Fishermen argue that California already has extensive marine regulations, and that after over-fishing in the 1980s and ’90s, California fish populations (especially rockfish and other so-called “groundfish”) have recovered to sustainable levels. Groundfish populations in California, after reaching a nadir in the 1990s, are increasing or holding steady. But Harrold argues that even a well-managed fishery still allows a lot of fish to be caught, and that we have really no idea what that means for the ocean ecosystem. “In large part, we’re conducting this big experiment in the ocean,” Harrold said. “Let’s extract hundreds of thousands of tons of fish—and see what happens.”

In late April, after a year of arguments, the north central coast stakeholder group presented three proposals to the Blue Ribbon Task Force, the group charged with taking a year’s worth of advice and picking one “preferred alternative” plan to send to Fish & Game for final approval. The three stakeholder proposals split along party lines: a “fishermen’s” proposal, an “environmentalist’s” proposal, and a slightly environmentalist-leaning compromise proposal that, in its backers’ defense, was “everyone’s second choice.”

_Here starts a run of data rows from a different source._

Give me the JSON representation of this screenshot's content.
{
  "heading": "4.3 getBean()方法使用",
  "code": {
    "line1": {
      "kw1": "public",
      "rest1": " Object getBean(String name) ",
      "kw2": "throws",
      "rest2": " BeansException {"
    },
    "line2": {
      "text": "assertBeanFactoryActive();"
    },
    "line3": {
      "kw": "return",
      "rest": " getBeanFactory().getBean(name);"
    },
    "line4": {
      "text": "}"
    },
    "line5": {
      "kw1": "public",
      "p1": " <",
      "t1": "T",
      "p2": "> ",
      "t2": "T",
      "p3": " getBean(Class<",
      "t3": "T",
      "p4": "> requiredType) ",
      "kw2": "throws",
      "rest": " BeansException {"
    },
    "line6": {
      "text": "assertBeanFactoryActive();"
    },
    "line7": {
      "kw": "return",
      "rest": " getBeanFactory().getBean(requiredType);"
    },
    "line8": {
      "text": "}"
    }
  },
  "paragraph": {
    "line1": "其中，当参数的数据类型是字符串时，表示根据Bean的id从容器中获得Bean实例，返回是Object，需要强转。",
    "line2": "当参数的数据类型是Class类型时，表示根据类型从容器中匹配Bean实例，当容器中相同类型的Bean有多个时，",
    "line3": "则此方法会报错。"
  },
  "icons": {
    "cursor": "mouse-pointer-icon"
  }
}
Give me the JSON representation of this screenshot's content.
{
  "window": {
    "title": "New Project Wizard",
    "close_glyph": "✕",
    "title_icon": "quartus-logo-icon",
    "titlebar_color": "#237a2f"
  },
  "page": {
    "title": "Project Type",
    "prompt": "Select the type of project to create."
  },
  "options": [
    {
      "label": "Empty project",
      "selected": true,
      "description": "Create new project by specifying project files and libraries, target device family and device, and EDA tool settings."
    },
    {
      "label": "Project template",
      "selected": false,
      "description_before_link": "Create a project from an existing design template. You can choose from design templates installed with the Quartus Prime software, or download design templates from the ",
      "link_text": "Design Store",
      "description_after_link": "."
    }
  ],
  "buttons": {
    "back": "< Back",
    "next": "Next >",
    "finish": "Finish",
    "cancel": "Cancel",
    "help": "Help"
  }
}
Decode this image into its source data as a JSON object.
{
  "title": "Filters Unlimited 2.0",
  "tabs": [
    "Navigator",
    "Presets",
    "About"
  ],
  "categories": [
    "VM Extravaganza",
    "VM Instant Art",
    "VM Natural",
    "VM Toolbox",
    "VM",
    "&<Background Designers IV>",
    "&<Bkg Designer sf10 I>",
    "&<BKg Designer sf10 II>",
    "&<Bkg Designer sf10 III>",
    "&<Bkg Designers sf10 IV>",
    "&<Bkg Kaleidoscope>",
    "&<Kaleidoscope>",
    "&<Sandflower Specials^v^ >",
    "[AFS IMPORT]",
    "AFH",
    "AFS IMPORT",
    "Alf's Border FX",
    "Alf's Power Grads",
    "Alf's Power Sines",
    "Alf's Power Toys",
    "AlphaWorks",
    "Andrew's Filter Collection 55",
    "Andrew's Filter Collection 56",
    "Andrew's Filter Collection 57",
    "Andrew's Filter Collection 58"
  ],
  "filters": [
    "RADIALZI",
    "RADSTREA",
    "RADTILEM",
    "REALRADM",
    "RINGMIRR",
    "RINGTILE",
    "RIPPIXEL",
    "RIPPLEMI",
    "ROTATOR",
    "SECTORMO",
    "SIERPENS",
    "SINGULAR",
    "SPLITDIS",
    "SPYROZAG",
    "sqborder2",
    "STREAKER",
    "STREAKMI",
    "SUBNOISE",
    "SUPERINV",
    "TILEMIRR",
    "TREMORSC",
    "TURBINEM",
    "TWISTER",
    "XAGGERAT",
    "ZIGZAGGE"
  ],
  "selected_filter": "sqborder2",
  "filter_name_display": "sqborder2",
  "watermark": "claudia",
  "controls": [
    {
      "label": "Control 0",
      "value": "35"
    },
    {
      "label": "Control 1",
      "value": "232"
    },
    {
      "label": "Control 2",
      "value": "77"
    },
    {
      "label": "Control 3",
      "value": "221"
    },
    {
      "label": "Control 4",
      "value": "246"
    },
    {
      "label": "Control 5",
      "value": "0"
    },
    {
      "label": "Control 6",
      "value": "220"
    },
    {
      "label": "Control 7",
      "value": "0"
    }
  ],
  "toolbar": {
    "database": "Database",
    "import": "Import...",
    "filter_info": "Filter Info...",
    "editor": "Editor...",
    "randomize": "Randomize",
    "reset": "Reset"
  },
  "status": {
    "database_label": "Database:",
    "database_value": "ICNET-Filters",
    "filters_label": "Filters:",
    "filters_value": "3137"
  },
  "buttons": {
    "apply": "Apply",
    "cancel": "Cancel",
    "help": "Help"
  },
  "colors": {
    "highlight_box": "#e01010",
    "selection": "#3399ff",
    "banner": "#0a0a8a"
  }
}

The task force forwarded all three plans intact to the Fish & Game Commission and then set to mashing them all up into one giant compromise for its “preferred alternative.” For areas in the northern parts of the study region, they borrowed almost exclusively from the environmentalists’ plan, recommending the proposal’s suggested marine protected areas at Point Arena, Sea Lion Cove, Saunders Reef, Del Mar, Stewarts Point, and Salt Point, including a state marine park at the popular abalone-diving area near Salt Point. Then, as the task force moved south, they swung back toward the fishermen’s plan. They elected not to recommend any protected areas at Duxbury Reef, perhaps the most important area to fishermen, and also used the fishermen’s suggestions for Bodega Head and the Fitzgerald/Montara area. The task force’s “preferred alternative” covered twenty percent of the region’s waters and called for 160 square miles of marine protected areas.

Everyone now gets one more opportunity to make an argument. Again. The Fish & Game Commission started taking public comment on the preferred alternative and other proposals in June and has the power to change any of the plans as it sees fit. A final decision isn’t expected until at least December, and it’s likely the new MLPAs won’t be implemented until well into 2009. Meanwhile, the task force moves on. After a year of tension and argument and debate and passion, and a difficult compromise recommendation, their reward: They get to start all over again in Southern California.